We were met by Sudhir, one of the young people who was instrumental in working closely with Father Abe to develop SASAC after completing his schooling at St. Alphonsus Secondary School. We had spoken to him by mobile phone and he was expecting us. He had invited us to spend the night so that we could spend some time with the many children living at SASAC; they were busy at school during the day. Unfortunately, we were not able to stay, but our visit lasted much of the day and we were able to meet many of the children before leaving. The children are not orphans, they come to stay at SASAC during the week but return to their families in the neighbouring villages each Sunday and for the school holidays.
We learned from Sudhir that Father Abe had recently returned from Kolkata (Calcutta) where he had been hospitalized for two months following major surgery. This, and much more, had happened since we left Canada in the late summer. We were so pleased to learn of his remarkable recovery but were saddened to learn of the dire financial situation faced by SASAC during the past year.
Canadians and other foreigners who wish to donate funds to support Father Abe's work in India contribute through the Jesuit Office in Toronto and the funds are transferred to the Jesuit mission in West Bengal. The Indian government has become quite concerned about the possible misuse of foreign funds by non-governmental organizations (NGOs) and took the drastic step of freezing the accounts of over 8,000 NGOs in India. This may have been caused by reports of corruption relating to the hundreds of millions of dollars that flooded into India following the 2004 tsunami. Whatever the reason, SASAC was caught in this mess. We learned that none of the money that has been donated to SASAC in the past twelve months has reached Father Abe.
This has meant that SASAC has not been able to pay the wages of the 350 poor workers who have supported their families by working on SASAC projects. The small businesses that provided materials for the recently constructed Training Centre have not been paid and Father Abe has had to resort to selling off most of the animals in the dairy and piggery just to pay for the food requirement of the sixty people that make up the SASAC "family". They lost their income from the sale of poultry and eggs some time ago when they slaughtered their 13,000 chickens to avoid the possible spread of bird flu to their workers.
I was saddened and alarmed to see that the thriving community I had visited in 1995 was just a shadow of itself. For some reason, we had not been receiving the monthly newsletters for most of 2006, so we were in the dark about this financial crisis. The frustrating thing is that the funds that people contribute are languishing in the bank accounts of the NGOs, and there is no telling when this situation might be sorted out. Luckily, SASAC grows much of its own food but cash is still needed for school fees for the children, electricity for the buildings, fuel for the vehicles and the other countless things that only money can buy.

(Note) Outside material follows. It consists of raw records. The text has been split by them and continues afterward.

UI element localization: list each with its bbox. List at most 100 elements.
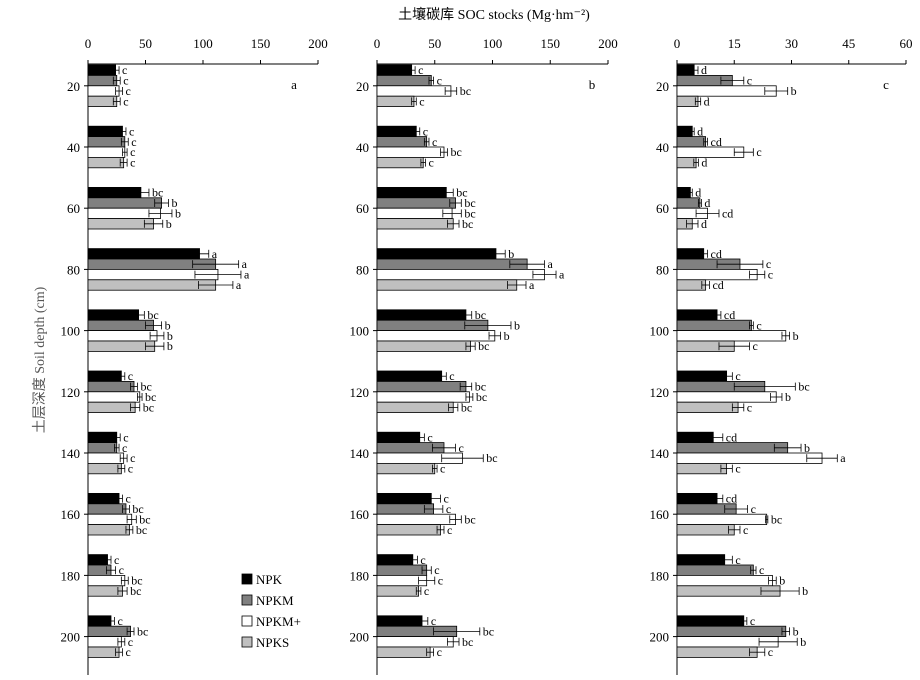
x-tick-label: 0 xyxy=(85,36,92,51)
bar-npk xyxy=(87,248,200,260)
y-tick-label: 180 xyxy=(650,568,670,583)
panel-label: c xyxy=(883,77,889,92)
y-tick-label: 140 xyxy=(650,446,670,461)
bar-npk xyxy=(676,615,745,627)
bar-npk xyxy=(676,370,728,382)
x-tick-label: 30 xyxy=(785,36,798,51)
significance-letter: d xyxy=(697,124,703,138)
significance-letter: b xyxy=(165,318,171,332)
bar-npkm-plus xyxy=(87,452,125,464)
y-tick-label: 200 xyxy=(350,630,370,645)
significance-letter: b xyxy=(172,196,178,210)
x-tick-label: 200 xyxy=(598,36,618,51)
significance-letter: c xyxy=(747,400,752,414)
significance-letter: bc xyxy=(140,380,151,394)
bar-npks xyxy=(376,340,471,352)
bar-npks xyxy=(87,524,130,536)
significance-letter: b xyxy=(779,574,785,588)
significance-letter: c xyxy=(735,553,740,567)
y-tick-label: 60 xyxy=(356,201,369,216)
bar-npks xyxy=(676,462,728,475)
bar-npkm-plus xyxy=(376,268,545,281)
significance-letter: c xyxy=(126,645,131,659)
significance-letter: cd xyxy=(722,206,733,220)
bar-npk xyxy=(376,554,414,566)
bar-npk xyxy=(676,309,718,321)
significance-letter: c xyxy=(444,492,449,506)
significance-letter: c xyxy=(424,584,429,598)
significance-letter: c xyxy=(743,523,748,537)
significance-letter: bc xyxy=(476,390,487,404)
significance-letter: c xyxy=(123,430,128,444)
bar-npks xyxy=(676,279,707,291)
bar-npk xyxy=(87,492,120,505)
bar-npks xyxy=(376,95,415,107)
significance-letter: b xyxy=(167,329,173,343)
significance-letter: c xyxy=(434,563,439,577)
bar-npkm xyxy=(376,136,428,148)
bar-npkm xyxy=(676,136,707,148)
significance-letter: d xyxy=(701,63,707,77)
y-tick-label: 200 xyxy=(650,630,670,645)
x-tick-label: 150 xyxy=(541,36,561,51)
bar-npk xyxy=(87,125,123,137)
bar-npkm xyxy=(376,258,528,270)
significance-letter: c xyxy=(126,84,131,98)
y-tick-label: 100 xyxy=(350,324,370,339)
bar-npkm xyxy=(376,75,432,87)
y-tick-label: 100 xyxy=(61,324,81,339)
significance-letter: c xyxy=(122,63,127,77)
bar-npks xyxy=(376,646,431,658)
significance-letter: b xyxy=(508,247,514,261)
legend-swatch-npks xyxy=(241,636,253,648)
legend: NPK NPKM NPKM+ NPKS xyxy=(241,572,301,650)
bar-npkm-plus xyxy=(376,146,445,158)
significance-letter: bc xyxy=(798,380,809,394)
y-tick-label: 20 xyxy=(656,79,669,94)
y-tick-label: 120 xyxy=(350,385,370,400)
bar-npkm xyxy=(87,625,131,638)
legend-label: NPK xyxy=(256,572,283,587)
bar-npkm xyxy=(376,564,428,576)
significance-letter: d xyxy=(701,217,707,231)
significance-letter: c xyxy=(427,430,432,444)
significance-letter: c xyxy=(129,124,134,138)
bar-npks xyxy=(376,218,454,230)
significance-letter: c xyxy=(432,135,437,149)
bar-npkm-plus xyxy=(87,575,126,587)
bar-npkm-plus xyxy=(87,85,120,97)
significance-letter: bc xyxy=(464,196,475,210)
x-tick-label: 15 xyxy=(728,36,741,51)
significance-letter: c xyxy=(114,553,119,567)
x-tick-label: 100 xyxy=(193,36,213,51)
bar-npkm xyxy=(676,197,701,209)
significance-letter: bc xyxy=(462,635,473,649)
significance-letter: b xyxy=(804,441,810,455)
bar-npks xyxy=(87,218,154,230)
bar-npkm-plus xyxy=(87,146,126,158)
y-tick-label: 60 xyxy=(67,201,80,216)
significance-letter: bc xyxy=(145,390,156,404)
bar-npks xyxy=(87,646,120,658)
significance-letter: c xyxy=(130,156,135,170)
significance-letter: c xyxy=(418,63,423,77)
bar-npkm xyxy=(87,75,118,87)
significance-letter: cd xyxy=(711,247,722,261)
significance-letter: c xyxy=(768,268,773,282)
bar-npkm xyxy=(676,625,787,638)
significance-letter: c xyxy=(735,369,740,383)
bar-npkm xyxy=(676,319,752,332)
x-tick-label: 60 xyxy=(900,36,913,51)
bar-npk xyxy=(87,431,118,444)
significance-letter: bc xyxy=(483,624,494,638)
x-tick-label: 200 xyxy=(308,36,328,51)
significance-letter: bc xyxy=(132,502,143,516)
bar-npkm-plus xyxy=(676,391,777,403)
significance-letter: bc xyxy=(152,186,163,200)
significance-letter: cd xyxy=(724,308,735,322)
significance-letter: b xyxy=(800,635,806,649)
significance-letter: b xyxy=(793,329,799,343)
bar-npkm xyxy=(87,442,118,454)
significance-letter: bc xyxy=(143,400,154,414)
x-tick-label: 45 xyxy=(842,36,855,51)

We left SASAC with heavy hearts, Friday the 13th had indeed been an inauspicious day for us. However, we learned of SASAC's plight for the first time and were able to make a cash donation to help them through the next couple of weeks. We have to hope that the government will soon see that the work that Father Abe has been doing has been exemplary but unfortunately his file is probably buried deep within the 8,000 other NGO files on some bureaucrat's desk. A bribe would probably speed things along, but SASAC is loathe to start something it has never resorted to in the past. Let's hope for the best for all the 60 members of the SASAC family and the 350 workers who rely on the projects for their families.